Many of the major challenges of the 21st century, such as climate change, the energy transition or migration, are due to multi-layered and constantly changing causes. Only rarely do supposedly innovative solutions have the desired effect immediately. On the contrary - solutions often generate novel, previously unthought-of side effects.
This also shows that it is becoming increasingly unlikely that a single company or even a single sector will find adequate answers to the major questions of our century. Rather, it has recently become a reality that a multitude of interest groups must be involved in problem-solving processes.
The logical consequence of this is the need for a radical rethinking of the way we define such problems at their core and develop appropriate approaches to solving them.
How to foster new skills in the public sector?
It is no secret that the way public institutions work is not always compatible with the interests of the private sector or civil society. Moreover, traditional interpretations of problems and their solutions are common, especially in smaller municipalities: clearly defined beginning and conclusion, limited budget, fixed goal.

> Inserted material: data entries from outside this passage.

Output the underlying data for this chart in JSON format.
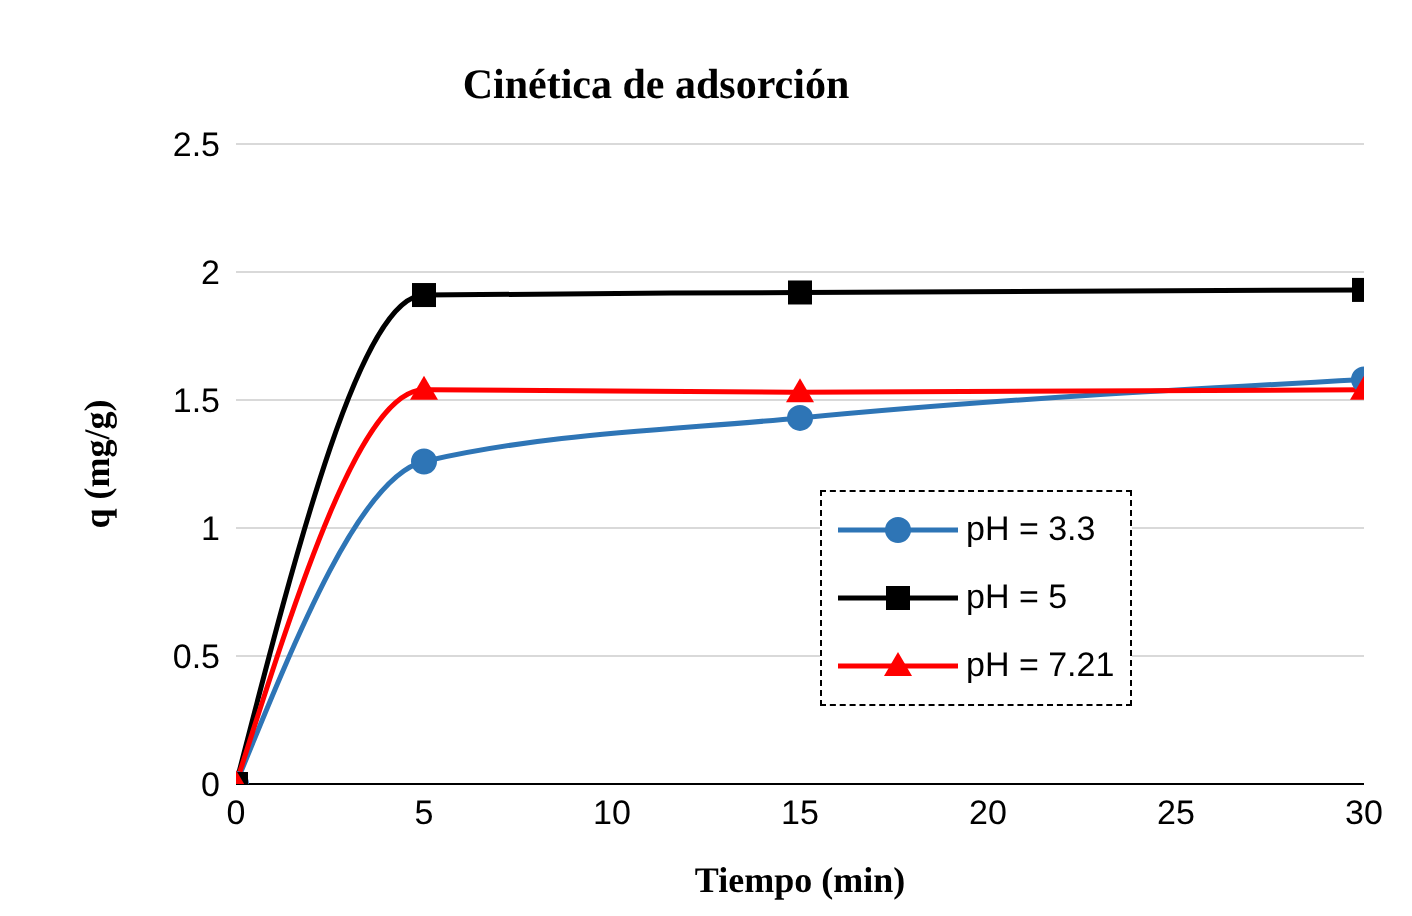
{
  "chart_data": {
    "type": "line",
    "title": "Cinética de adsorción",
    "xlabel": "Tiempo (min)",
    "ylabel": "q (mg/g)",
    "x": [
      0,
      5,
      15,
      30
    ],
    "series": [
      {
        "name": "pH = 3.3",
        "color": "#2e75b6",
        "values": [
          0,
          1.26,
          1.43,
          1.58
        ],
        "marker": "circle"
      },
      {
        "name": "pH = 5",
        "color": "#000000",
        "values": [
          0,
          1.91,
          1.92,
          1.93
        ],
        "marker": "square"
      },
      {
        "name": "pH = 7.21",
        "color": "#ff0000",
        "values": [
          0,
          1.54,
          1.53,
          1.54
        ],
        "marker": "triangle"
      }
    ],
    "xlim": [
      0,
      30
    ],
    "xticks": [
      0,
      5,
      10,
      15,
      20,
      25,
      30
    ],
    "ylim": [
      0,
      2.5
    ],
    "yticks": [
      0,
      0.5,
      1,
      1.5,
      2,
      2.5
    ],
    "grid": "y",
    "legend": "bottom right",
    "line_style": "solid"
  }
}
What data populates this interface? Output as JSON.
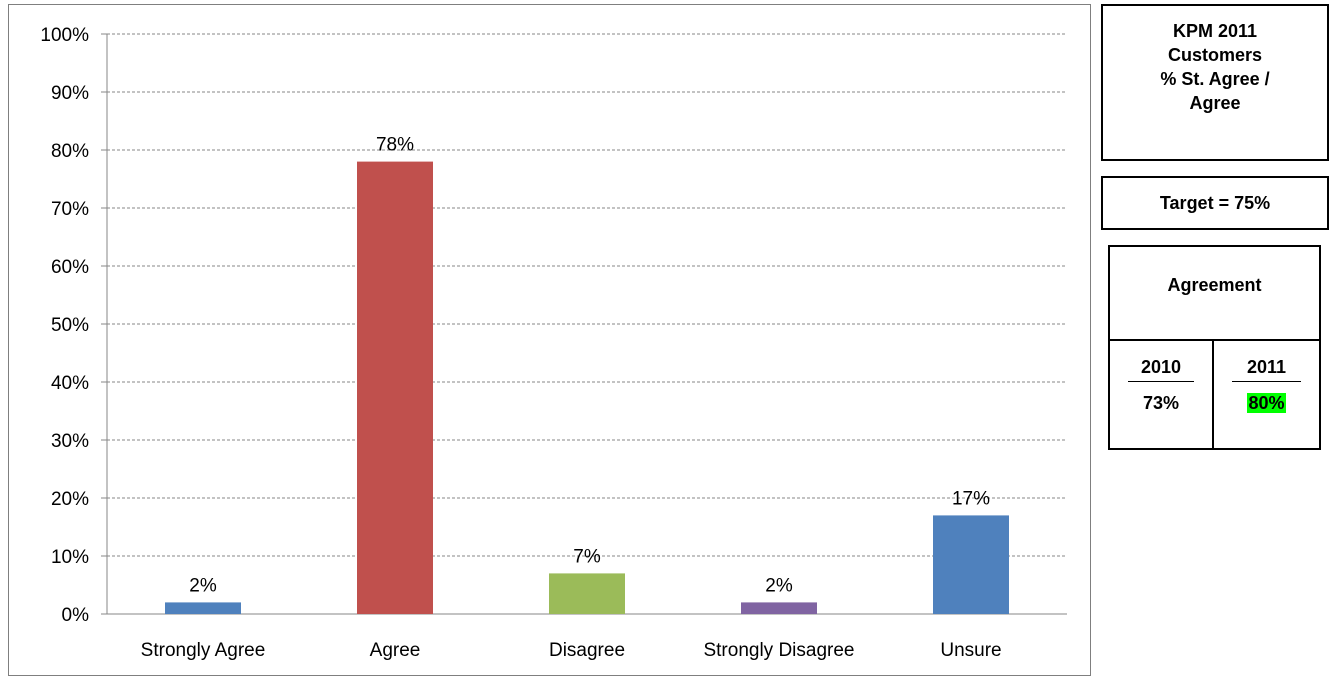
{
  "chart_data": {
    "type": "bar",
    "categories": [
      "Strongly Agree",
      "Agree",
      "Disagree",
      "Strongly Disagree",
      "Unsure"
    ],
    "values": [
      2,
      78,
      7,
      2,
      17
    ],
    "data_labels": [
      "2%",
      "78%",
      "7%",
      "2%",
      "17%"
    ],
    "bar_colors": [
      "#4f81bd",
      "#c0504d",
      "#9bbb59",
      "#8064a2",
      "#4f81bd"
    ],
    "ylim": [
      0,
      100
    ],
    "yticks": [
      0,
      10,
      20,
      30,
      40,
      50,
      60,
      70,
      80,
      90,
      100
    ],
    "ytick_labels": [
      "0%",
      "10%",
      "20%",
      "30%",
      "40%",
      "50%",
      "60%",
      "70%",
      "80%",
      "90%",
      "100%"
    ],
    "grid": true,
    "grid_style": "dashed",
    "legend": "none"
  },
  "kpm": {
    "lines": [
      "KPM 2011",
      "Customers",
      "% St. Agree /",
      "Agree"
    ]
  },
  "target": "Target = 75%",
  "agreement": {
    "title": "Agreement",
    "columns": [
      {
        "year": "2010",
        "value": "73%"
      },
      {
        "year": "2011",
        "value": "80%",
        "highlight_color": "#00ff00"
      }
    ]
  }
}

This way of thinking and acting can no longer provide a sufficient framework for innovative problem-solving efforts by public institutions, such as the development of ecological forms of mobility and housing. In order to fully develop the innovation potential of the public sector, it is necessary to teach new skills that enable the staff of public institutions to recognize complexity as such and to implement solutions in a proactive, cooperative and risk-taking manner.